Wreck-It Ralph was not a video game adaptation; rather, it was a video game-based movie that carried itself on a new narrative. The movie utilized old arcade and video game references to create a unique atmosphere and please fans of such games while still creating a unique story that stood on its own as a good narrative. In other words, it borrowed from video games to complement its own cinematic goal. If we want video game adaptations, don’t adapt the narrative directly. Rather, use the video game’s settings and properties to create a unique storyline.

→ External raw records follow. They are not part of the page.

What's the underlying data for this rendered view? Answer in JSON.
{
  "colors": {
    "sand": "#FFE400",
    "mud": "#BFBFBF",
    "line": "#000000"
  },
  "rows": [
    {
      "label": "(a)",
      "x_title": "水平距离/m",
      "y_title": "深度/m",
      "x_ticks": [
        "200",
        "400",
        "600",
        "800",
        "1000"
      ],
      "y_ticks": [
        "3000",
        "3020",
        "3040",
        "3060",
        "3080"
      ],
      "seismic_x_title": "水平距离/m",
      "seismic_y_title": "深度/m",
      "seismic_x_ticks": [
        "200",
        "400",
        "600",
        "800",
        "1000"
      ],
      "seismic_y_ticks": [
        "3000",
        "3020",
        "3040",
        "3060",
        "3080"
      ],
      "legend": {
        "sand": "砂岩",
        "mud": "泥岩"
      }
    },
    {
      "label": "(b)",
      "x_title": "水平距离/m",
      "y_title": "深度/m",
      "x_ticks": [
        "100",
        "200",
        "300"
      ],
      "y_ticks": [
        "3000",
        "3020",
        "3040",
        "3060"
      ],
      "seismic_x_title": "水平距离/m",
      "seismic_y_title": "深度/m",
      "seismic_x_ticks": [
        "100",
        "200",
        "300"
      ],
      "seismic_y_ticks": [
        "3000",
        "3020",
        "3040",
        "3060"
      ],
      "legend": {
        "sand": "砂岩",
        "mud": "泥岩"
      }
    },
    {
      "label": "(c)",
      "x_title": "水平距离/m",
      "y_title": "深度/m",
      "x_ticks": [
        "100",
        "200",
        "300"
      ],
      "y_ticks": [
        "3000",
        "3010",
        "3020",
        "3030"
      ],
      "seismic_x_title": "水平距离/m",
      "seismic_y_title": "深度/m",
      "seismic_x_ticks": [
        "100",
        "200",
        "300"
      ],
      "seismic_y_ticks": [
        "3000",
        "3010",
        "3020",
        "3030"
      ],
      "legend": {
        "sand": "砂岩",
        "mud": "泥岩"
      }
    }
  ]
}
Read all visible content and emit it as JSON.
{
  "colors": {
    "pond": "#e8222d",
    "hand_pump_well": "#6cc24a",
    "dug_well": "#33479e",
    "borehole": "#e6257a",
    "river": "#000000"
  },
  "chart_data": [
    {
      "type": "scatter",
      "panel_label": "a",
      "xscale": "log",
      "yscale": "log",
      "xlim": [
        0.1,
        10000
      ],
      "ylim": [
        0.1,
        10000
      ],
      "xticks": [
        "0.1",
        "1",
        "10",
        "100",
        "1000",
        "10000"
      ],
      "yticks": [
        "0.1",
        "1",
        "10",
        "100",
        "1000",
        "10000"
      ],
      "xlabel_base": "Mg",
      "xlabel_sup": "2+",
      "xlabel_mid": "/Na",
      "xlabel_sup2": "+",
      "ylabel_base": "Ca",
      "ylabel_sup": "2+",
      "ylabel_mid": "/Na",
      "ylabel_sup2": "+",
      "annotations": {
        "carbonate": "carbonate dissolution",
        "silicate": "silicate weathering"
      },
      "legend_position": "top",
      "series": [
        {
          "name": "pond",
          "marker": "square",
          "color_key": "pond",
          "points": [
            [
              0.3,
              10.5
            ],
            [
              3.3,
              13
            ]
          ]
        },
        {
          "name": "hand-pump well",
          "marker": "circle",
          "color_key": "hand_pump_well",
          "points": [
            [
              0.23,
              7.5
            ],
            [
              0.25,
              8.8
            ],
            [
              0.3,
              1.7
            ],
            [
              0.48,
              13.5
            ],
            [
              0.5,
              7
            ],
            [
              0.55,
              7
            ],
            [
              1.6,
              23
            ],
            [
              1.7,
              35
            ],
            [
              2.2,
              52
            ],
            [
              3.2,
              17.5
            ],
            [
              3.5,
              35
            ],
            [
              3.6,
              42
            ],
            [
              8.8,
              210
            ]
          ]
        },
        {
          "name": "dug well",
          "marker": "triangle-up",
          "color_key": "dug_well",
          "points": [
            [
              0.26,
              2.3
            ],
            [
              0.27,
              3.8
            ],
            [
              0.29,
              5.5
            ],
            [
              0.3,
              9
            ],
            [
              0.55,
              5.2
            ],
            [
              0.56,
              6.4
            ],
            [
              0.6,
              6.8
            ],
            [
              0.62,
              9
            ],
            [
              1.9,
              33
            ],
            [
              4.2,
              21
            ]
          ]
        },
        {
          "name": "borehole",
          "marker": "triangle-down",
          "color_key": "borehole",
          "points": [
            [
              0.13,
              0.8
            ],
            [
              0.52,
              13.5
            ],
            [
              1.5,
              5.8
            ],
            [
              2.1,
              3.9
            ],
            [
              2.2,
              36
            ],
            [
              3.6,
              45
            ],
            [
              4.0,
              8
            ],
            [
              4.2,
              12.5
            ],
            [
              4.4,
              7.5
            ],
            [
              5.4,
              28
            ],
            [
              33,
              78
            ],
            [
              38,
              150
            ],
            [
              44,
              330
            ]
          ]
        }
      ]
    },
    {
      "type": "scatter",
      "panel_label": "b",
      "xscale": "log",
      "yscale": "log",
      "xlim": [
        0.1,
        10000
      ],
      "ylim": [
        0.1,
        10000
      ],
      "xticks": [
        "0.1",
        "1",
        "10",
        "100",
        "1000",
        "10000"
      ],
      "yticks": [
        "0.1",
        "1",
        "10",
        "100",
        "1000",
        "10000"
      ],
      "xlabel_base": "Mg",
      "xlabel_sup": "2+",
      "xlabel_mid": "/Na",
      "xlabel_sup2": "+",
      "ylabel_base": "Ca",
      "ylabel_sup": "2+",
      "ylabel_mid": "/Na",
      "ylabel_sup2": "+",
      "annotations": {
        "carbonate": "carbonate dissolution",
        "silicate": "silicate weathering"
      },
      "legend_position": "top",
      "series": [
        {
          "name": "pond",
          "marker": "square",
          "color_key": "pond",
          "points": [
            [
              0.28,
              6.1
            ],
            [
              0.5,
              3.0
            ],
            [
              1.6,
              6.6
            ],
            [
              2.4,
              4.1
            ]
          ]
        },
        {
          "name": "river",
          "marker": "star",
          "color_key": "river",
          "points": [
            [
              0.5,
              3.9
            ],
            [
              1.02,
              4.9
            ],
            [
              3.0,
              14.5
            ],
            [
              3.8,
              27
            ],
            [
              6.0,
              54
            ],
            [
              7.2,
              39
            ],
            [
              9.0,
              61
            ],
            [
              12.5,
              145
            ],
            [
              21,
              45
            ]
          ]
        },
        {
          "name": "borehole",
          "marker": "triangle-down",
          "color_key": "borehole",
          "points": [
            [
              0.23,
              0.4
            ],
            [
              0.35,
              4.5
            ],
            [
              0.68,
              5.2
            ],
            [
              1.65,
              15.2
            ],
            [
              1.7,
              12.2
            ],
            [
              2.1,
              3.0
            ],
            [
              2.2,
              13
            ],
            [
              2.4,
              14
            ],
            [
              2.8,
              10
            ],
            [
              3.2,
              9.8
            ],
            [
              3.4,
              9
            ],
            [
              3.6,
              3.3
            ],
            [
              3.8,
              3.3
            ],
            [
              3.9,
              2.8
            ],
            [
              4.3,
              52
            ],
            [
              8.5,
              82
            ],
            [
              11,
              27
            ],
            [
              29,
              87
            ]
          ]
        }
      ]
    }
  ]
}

As a huge fan of the From Software games, I would love a Dark Souls/Bloodborne movie. Why? Because those games have enough lore in them to support an entire franchise of fantasy films without ever directly going into the games’ main storylines. Why do a movie about the Linker of the Flames when you can be that hero? Instead, do a film epic about the fall of New Londo. Give me a trilogy about the rise and fall of Knight Artorias. It would provide service to game fans while still offering a new narrative that non-players could understand and latch onto. As little faith that I have in Ubisoft, I must applaud them for doing a new adventure in their Assassin’s Creed movie rather than rehashing an old protagonist whose story has already been told. Want a Bioshock film? Cool, tell about what happened before the events of the first game. I already know what happened in Bioshock 1; I’m the one who made those things happen! By expanding video game universes rather than recycling old storylines, movies can provide a unique adventure to newcomers while still providing fan service to gamers.
I don’t know about you, but as a fan of video games I don’t want to pay $10 to just be told what I did. The whole reason I’m watching a movie is to be told about what someone else did. Case in point, if you’re trying to sell me on a Bioshock Infinite movie, spare me the game’s narrative. I was already Booker DeWitt. But I was never really Comstock.